Cephalon Inc. said Tuesday that it has sued Watson Pharmaceuticals Inc. to prevent the generic-drug maker from selling a low-cost copy of the painkiller Fentora.

Watson, based in Corona, Calif., is seeking U.S. Food and Drug Administration approval to sell a generic of the drug, whose chemical name is fentanyl buccal. In its application, Watson challenged two patents owned by Cephalon that expire in 2019. Cephalon said the copy would violate its patents.

Cephalon produces several products at a Salt Lake City facility.

"We continue to believe that our patent position for this product is strong and intend to vigorously defend our intellectual property," Cephalon general counsel Jerry Pappert said Tuesday in a statement. The complaint was filed Monday in federal court in Wilmington, Del.

Fentora, a fast-acting tablet that dissolves in the mouth, is approved to relieve sudden episodes of cancer pain in adults already taking other opioids, or morphine-like drugs.

Overdose and use by patients without a tolerance for narcotics has led to at least five deaths since Fentora was approved in September 2006. Earlier this month, an FDA panel voted against wider use of the drug.

The drug generated $135 million in sales for Cephalon, based in Frazer, Pa., last year, or 7.6 percent of the company's revenue. Cephalon is seeking a court order to block approval of Watson's application until the patents expire.

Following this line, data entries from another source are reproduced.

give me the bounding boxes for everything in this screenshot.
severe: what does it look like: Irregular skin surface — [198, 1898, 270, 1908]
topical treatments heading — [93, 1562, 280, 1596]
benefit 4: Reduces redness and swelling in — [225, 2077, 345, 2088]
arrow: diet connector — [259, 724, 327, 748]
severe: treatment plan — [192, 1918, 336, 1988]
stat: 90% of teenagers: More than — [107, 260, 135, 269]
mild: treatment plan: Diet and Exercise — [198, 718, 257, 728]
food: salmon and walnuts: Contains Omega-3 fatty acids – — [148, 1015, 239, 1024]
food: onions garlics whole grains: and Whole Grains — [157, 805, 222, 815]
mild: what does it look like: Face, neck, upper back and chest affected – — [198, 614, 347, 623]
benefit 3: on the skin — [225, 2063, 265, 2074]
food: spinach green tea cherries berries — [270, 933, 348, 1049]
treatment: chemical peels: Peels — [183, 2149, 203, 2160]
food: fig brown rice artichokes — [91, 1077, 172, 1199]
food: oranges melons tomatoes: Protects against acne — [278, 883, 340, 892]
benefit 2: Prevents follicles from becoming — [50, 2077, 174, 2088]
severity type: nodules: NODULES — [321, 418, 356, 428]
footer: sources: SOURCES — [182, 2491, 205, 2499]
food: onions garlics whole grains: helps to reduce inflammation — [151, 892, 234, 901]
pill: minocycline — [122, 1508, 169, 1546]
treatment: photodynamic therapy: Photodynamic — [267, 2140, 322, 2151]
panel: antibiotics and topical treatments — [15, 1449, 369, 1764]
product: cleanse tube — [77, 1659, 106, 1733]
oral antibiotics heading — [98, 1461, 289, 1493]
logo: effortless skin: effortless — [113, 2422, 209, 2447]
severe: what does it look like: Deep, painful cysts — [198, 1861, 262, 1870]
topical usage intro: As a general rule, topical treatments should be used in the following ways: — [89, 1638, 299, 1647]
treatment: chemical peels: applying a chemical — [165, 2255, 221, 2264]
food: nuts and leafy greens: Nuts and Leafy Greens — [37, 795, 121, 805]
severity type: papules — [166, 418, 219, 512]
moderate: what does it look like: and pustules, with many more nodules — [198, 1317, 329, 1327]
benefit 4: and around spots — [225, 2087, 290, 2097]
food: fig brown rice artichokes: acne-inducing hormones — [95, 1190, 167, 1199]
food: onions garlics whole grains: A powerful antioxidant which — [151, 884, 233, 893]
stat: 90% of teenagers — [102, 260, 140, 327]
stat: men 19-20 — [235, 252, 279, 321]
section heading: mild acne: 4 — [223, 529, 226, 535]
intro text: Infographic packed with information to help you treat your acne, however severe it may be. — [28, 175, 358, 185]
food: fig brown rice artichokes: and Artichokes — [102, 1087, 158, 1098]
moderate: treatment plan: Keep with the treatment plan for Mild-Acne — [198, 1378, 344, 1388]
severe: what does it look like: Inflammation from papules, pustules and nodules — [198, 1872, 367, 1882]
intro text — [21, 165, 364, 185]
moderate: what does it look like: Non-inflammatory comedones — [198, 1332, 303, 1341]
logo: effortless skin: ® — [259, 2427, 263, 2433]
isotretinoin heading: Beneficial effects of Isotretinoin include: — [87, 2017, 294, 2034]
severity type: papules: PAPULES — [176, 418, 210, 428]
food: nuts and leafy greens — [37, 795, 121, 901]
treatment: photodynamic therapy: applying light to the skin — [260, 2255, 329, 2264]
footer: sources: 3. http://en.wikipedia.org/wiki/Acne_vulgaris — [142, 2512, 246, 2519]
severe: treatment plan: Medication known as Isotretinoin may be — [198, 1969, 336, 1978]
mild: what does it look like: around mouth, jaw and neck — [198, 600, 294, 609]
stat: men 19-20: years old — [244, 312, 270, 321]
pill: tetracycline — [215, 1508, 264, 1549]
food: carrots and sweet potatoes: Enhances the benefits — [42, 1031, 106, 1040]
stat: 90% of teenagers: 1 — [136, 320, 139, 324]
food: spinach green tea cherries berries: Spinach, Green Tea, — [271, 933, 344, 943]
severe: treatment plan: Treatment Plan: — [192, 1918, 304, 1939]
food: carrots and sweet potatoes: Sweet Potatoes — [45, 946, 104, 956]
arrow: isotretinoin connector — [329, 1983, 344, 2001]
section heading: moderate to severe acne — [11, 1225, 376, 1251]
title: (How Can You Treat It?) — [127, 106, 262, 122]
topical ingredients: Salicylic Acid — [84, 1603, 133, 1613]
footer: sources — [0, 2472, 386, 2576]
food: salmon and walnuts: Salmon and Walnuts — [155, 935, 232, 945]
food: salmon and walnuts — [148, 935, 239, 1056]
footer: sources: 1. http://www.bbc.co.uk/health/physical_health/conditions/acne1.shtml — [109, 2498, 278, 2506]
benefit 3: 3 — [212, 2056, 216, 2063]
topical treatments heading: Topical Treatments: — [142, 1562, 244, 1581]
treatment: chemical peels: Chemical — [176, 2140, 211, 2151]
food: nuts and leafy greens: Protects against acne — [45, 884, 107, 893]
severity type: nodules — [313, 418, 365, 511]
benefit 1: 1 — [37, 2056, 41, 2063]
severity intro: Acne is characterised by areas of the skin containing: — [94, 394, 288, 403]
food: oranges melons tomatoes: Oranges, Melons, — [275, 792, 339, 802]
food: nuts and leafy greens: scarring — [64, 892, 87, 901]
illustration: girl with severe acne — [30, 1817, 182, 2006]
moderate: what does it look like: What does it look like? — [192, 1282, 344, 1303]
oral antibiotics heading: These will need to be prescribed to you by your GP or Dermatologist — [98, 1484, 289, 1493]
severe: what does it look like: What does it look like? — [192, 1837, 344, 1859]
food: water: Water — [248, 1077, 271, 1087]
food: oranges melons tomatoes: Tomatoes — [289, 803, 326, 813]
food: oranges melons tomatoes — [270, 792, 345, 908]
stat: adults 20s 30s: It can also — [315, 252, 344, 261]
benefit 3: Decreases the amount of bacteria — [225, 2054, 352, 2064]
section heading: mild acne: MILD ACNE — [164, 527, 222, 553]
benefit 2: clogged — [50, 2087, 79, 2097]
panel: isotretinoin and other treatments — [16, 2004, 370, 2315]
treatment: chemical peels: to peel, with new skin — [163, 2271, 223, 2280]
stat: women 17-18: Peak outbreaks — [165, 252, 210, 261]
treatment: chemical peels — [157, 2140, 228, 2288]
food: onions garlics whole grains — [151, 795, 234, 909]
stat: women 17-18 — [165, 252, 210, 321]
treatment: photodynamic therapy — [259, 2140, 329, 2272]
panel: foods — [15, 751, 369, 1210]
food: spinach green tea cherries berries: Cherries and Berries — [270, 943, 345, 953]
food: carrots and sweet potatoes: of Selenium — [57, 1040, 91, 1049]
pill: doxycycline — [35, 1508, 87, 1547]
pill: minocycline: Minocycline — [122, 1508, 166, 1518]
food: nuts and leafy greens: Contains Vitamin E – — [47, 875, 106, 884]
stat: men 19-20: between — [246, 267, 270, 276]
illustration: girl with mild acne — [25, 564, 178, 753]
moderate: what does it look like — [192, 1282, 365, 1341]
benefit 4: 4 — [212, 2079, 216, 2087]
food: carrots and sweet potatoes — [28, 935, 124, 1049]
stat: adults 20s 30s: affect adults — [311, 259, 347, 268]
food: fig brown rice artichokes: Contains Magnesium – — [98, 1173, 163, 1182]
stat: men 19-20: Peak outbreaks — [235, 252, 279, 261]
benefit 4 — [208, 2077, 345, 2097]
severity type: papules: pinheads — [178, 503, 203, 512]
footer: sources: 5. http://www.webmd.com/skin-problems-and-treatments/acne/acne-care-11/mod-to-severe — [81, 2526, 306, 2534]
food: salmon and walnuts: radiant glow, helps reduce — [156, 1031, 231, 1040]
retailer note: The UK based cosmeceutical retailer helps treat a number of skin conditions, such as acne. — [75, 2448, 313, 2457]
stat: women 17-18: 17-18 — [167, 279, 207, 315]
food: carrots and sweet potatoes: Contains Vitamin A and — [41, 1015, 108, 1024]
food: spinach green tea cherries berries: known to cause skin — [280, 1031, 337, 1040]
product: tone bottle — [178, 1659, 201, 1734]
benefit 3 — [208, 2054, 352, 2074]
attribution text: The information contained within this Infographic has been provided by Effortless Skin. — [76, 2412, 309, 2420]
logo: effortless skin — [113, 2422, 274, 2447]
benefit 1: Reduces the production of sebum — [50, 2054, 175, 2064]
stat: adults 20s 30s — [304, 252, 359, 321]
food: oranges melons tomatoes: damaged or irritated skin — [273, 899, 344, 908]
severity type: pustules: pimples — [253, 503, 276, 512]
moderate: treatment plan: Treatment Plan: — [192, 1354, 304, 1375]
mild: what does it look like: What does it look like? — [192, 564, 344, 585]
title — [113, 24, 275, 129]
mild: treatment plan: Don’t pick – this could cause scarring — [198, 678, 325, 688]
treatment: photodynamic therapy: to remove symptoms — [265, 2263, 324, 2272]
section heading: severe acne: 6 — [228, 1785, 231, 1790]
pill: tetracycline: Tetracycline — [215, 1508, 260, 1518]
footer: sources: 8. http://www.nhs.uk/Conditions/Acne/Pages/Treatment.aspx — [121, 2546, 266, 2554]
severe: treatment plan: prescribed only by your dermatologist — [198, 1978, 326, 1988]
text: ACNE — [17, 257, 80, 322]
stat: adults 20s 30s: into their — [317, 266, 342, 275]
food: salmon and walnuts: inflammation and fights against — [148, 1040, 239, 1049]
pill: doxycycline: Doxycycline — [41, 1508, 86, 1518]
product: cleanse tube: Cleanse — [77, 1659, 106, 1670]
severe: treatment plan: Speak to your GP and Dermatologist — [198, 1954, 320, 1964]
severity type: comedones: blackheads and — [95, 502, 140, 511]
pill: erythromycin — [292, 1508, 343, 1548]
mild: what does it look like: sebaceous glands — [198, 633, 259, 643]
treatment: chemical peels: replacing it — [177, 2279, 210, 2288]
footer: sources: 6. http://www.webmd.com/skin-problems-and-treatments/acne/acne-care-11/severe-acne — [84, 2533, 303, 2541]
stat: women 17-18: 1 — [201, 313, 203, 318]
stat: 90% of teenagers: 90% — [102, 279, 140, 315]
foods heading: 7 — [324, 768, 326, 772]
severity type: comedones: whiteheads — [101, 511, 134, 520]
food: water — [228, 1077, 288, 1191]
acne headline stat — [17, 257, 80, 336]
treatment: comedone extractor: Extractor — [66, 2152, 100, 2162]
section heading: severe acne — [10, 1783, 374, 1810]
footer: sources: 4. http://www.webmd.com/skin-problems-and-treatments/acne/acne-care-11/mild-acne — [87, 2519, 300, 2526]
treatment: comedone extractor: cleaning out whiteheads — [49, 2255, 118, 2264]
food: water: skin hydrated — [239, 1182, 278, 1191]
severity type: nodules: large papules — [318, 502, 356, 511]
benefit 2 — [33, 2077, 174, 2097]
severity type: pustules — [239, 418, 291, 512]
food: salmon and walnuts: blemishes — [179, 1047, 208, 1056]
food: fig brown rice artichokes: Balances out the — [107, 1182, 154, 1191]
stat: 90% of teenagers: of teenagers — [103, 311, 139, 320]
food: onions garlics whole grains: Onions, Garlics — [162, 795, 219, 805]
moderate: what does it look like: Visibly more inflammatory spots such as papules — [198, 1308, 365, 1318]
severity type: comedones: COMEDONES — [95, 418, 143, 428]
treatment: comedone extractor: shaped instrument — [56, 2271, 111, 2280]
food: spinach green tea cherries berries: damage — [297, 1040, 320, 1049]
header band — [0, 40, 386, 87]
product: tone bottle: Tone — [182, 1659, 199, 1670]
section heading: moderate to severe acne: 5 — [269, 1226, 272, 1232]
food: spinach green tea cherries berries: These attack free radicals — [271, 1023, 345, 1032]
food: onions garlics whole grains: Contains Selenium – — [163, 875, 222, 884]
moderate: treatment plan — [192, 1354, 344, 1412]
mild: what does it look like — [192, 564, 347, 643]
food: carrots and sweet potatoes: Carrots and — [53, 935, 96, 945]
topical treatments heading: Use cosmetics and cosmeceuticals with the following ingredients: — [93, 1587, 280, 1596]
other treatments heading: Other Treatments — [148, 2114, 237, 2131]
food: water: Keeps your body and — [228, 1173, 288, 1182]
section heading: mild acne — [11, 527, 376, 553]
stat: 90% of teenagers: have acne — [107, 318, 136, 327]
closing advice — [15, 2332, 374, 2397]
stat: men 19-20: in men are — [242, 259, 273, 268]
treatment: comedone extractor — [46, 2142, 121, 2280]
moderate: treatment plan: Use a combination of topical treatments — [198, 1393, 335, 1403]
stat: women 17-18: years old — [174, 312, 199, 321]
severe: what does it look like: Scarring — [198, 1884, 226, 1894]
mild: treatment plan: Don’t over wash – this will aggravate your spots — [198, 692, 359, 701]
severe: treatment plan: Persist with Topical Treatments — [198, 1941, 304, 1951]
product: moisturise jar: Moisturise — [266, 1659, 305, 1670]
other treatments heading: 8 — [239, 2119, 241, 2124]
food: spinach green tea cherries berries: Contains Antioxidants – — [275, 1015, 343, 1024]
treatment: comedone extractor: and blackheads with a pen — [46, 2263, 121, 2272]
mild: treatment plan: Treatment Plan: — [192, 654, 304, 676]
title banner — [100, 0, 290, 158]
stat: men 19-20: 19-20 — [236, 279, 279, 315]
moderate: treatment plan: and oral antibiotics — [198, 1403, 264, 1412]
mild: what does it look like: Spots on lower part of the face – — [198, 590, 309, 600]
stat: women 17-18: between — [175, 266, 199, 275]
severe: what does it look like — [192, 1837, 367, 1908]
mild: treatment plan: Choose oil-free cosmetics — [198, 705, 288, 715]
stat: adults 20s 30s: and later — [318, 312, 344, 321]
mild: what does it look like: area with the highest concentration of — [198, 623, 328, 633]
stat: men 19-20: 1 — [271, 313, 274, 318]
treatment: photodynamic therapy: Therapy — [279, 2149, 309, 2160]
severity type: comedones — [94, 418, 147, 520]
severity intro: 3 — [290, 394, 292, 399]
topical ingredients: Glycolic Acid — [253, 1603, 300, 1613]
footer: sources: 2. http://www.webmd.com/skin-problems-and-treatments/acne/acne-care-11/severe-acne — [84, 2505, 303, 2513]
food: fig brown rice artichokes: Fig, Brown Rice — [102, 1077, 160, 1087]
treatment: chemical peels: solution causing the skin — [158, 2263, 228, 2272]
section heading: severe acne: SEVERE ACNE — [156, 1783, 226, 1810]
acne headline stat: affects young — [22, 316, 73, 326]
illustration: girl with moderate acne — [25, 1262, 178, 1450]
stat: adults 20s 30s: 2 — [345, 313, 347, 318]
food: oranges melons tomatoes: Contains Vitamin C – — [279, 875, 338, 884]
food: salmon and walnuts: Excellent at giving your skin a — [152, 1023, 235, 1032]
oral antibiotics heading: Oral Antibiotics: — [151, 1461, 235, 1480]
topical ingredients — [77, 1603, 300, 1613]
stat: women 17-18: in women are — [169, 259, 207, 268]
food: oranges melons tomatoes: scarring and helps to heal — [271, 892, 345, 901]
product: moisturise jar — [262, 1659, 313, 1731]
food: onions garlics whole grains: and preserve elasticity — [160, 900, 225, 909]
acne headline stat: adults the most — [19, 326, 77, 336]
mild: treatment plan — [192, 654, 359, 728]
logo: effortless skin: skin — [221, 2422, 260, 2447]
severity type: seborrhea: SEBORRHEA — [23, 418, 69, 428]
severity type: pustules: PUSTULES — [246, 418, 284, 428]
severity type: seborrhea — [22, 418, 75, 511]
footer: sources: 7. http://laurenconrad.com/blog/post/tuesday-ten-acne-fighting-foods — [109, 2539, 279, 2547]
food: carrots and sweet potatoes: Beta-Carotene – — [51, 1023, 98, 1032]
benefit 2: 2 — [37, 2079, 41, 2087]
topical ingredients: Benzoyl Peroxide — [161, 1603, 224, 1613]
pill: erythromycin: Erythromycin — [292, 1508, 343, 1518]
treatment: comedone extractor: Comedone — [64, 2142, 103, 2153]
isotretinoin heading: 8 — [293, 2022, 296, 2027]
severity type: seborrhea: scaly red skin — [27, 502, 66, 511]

In an April 24 statement, Watson said it believes it was the first to challenge the Cephalon patents. If so, the company could be rewarded with a six-month period in which it is the only generic-drug maker with FDA approval to sell the copy. Spokeswoman Patty Eisenhaur said the company had no comment on the lawsuit.

Under federal drug law, the lawsuit starts a time-period in which the FDA can't approve Watson's application for 30 months unless there's a court ruling in the generic-drug maker's favor before then.